If you are sitting next to, in back of, or even in the same row as the person doing any of the above, the light from those phones is as irritating as if the guy had been screaming at his kids on the phone.
Light from the cellphones in darkened theaters and auditoriums is the new cigarettes.
You remember cigarettes. One of this country’s most impressive achievements over the last couple of decades was to get people to stop smoking in public areas. After years of choking from smoke on buses or in an army tent, I thought the country was badly overreaching back in 1983 when it first started passing laws banning smoking in public places.
No way, I thought, remembering that Talmudic dictum about not issuing a decree the public is unable to abide by. It won’t happen here, not in this land. Yet it has, and life – largely void of secondhand smoke – has become that much more pleasant.
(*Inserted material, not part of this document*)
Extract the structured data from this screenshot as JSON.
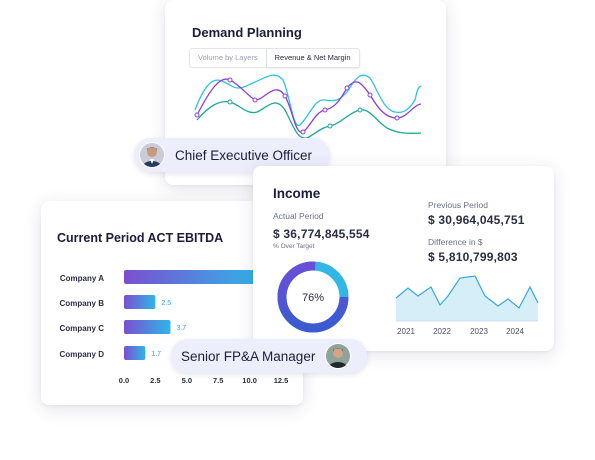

Until the onset and bane of secondhand cellphone light.
I had the misfortune at a recent concert to sit next to a guy constantly checking WhatsApp messages. He might just as well have brought a lamp into the room and kept it on throughout the show.
As Chava Alberstein was singing calm and pleasant favorites, all I could think about was strangling the man. It was a lose-lose situation. If I said something, he was unlikely to just acknowledge the rudeness of his ways and turn off the phone with a humble apology. No, he would certainly argue, something that would ruin the rest of the performance.
But if I didn’t say anything, I would stew in the thought of being a sucker who paid NIS 150 for a performance impossible to enjoy because of the guy next to me shining a flashlight in my eyes.
When, however, I watched SpaceIL send a capsule to the moon a week ago, it dawned on me. Why not use some of the technological smarts that went into that space launch to develop something to get people to dim their smartphones in auditoriums. Now that would truly be a tremendous feat, an example of technology in the service of humanity. Nay, it would be a miracle, almost as astounding as the moonshot itself.